Ribbons is in part a comment—empathic and scathing—on UK drinking culture, on its misogyny and aggressive self-pity (“Help me communicate outside of peremptory assault, my love”). Tumblers are filled with whiskey, wine, green ichor, blood, and urine, while snatches of odd songs, by composers from Henry Purcell to Randy Newman, are sung. Inquisitive genitals, fingers, noses, and tongues get stuffed through glory holes and then withdrawn unanswered; Dave delivers torrential monologues from underneath a table, or tries unsuccessfully to connect with an offscreen love object, undercut by the occasional sound of a fart or push alert. In the relative silence that opens the concluding scene on each of Ribbons’ three screens, the conversations of gallery visitors blend in with the bar chatter low on the sound track—the sound of missed connection, of loneliness in public. The three Daves sing into this social hum on all screens at once, a song to himself and to his own accompaniment: the call-and-response of a narcissistic blues.
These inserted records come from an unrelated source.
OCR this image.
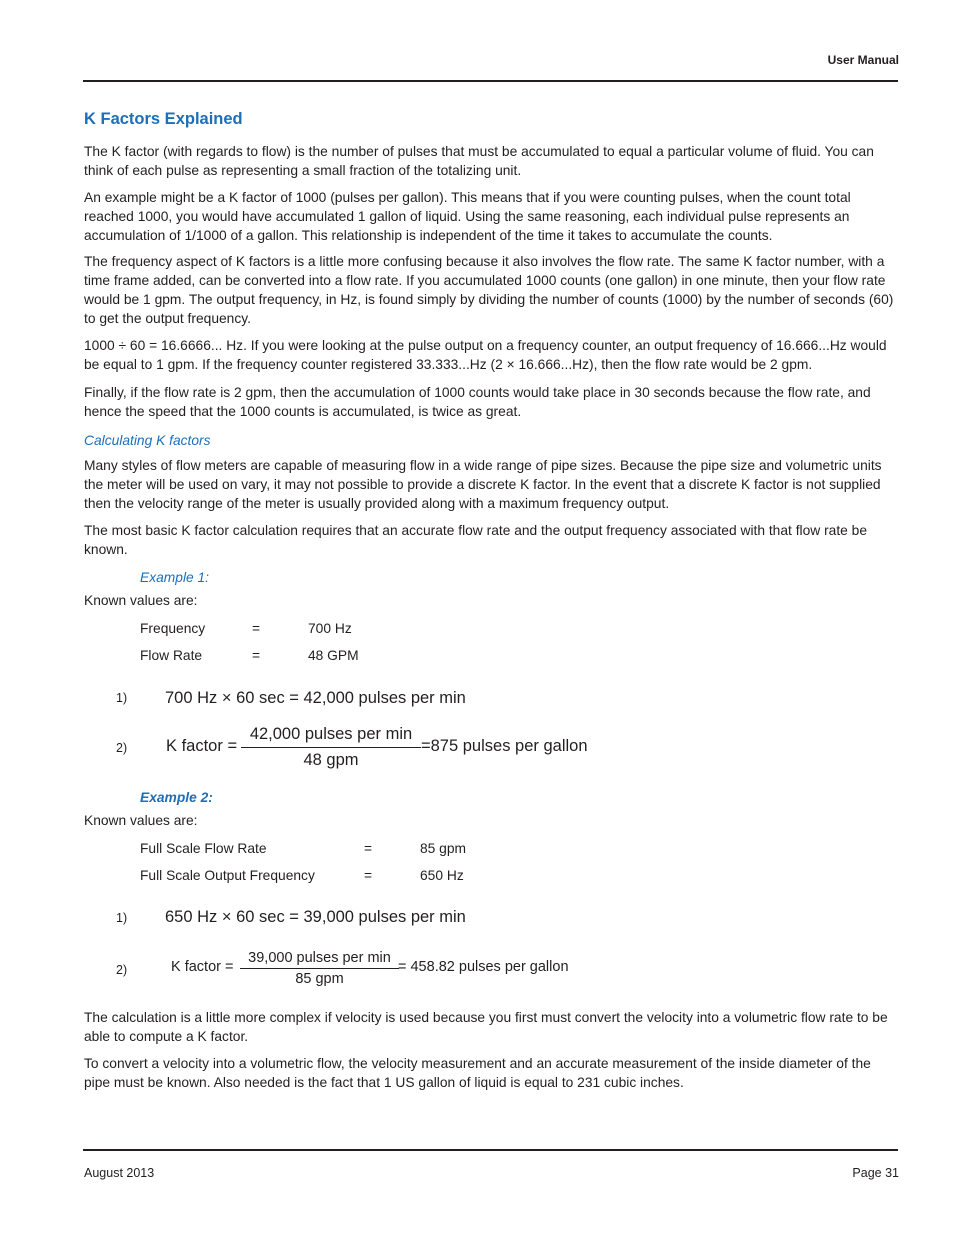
User Manual
K Factors Explained
The K factor (with regards to flow) is the number of pulses that must be accumulated to equal a particular volume of fluid. You can think of each pulse as representing a small fraction of the totalizing unit.
An example might be a K factor of 1000 (pulses per gallon). This means that if you were counting pulses, when the count total reached 1000, you would have accumulated 1 gallon of liquid. Using the same reasoning, each individual pulse represents an accumulation of 1/1000 of a gallon. This relationship is independent of the time it takes to accumulate the counts.
The frequency aspect of K factors is a little more confusing because it also involves the flow rate. The same K factor number, with a time frame added, can be converted into a flow rate. If you accumulated 1000 counts (one gallon) in one minute, then your flow rate would be 1 gpm. The output frequency, in Hz, is found simply by dividing the number of counts (1000) by the number of seconds (60) to get the output frequency.
1000 ÷ 60 = 16.6666... Hz. If you were looking at the pulse output on a frequency counter, an output frequency of 16.666...Hz would be equal to 1 gpm. If the frequency counter registered 33.333...Hz (2 × 16.666...Hz), then the flow rate would be 2 gpm.
Finally, if the flow rate is 2 gpm, then the accumulation of 1000 counts would take place in 30 seconds because the flow rate, and hence the speed that the 1000 counts is accumulated, is twice as great.
Calculating K factors
Many styles of flow meters are capable of measuring flow in a wide range of pipe sizes. Because the pipe size and volumetric units the meter will be used on vary, it may not possible to provide a discrete K factor. In the event that a discrete K factor is not supplied then the velocity range of the meter is usually provided along with a maximum frequency output.
The most basic K factor calculation requires that an accurate flow rate and the output frequency associated with that flow rate be known.
Example 1:
Known values are:
Frequency	=	700 Hz
Flow Rate	=	48 GPM
1) 700 Hz × 60 sec = 42,000 pulses per min
2) K factor =
42,000 pulses per min
48 gpm
=875 pulses per gallon
Example 2:
Known values are:
Full Scale Flow Rate	=	85 gpm
Full Scale Output Frequency	=	650 Hz
1) 650 Hz × 60 sec = 39,000 pulses per min
2)	K factor =
39,000 pulses per min
85 gpm
= 458.82 pulses per gallon
The calculation is a little more complex if velocity is used because you first must convert the velocity into a volumetric flow rate to be able to compute a K factor.
To convert a velocity into a volumetric flow, the velocity measurement and an accurate measurement of the inside diameter of the pipe must be known. Also needed is the fact that 1 US gallon of liquid is equal to 231 cubic inches.
August 2013	Page 31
Atkins uses Dave to ventriloquize a set of questions in contemporarily virulent forms—about how we love, hate, hurt one another or ourselves, or might; about alienation, artistic or economic or social; about “original” voices and “actual” bodies. Dave’s body is for sale, and Atkins stays anxious about its effective embodiment and capacity to solicit or provoke intersubjectivity: “I say coronary, but I have no idea whether it even has a heart. . . . And what desires power it?” This nexus—corporeality and connection, interface and desire—reappears in the glory holes everywhere throughout Ribbons, including an actual hole cut into one screen, scotomizing the image. Anonymizing its users, the glory hole reduces them to desires and organs to support them. It asks for our input while begging a question about the fate of the senses in a post-physical world: an ethical question complicated by the changing state of an incomprehensibly premediated environment only partially revealed to us in our various desires or distresses. What I wanted to say is that none of us could make a fucking pop song.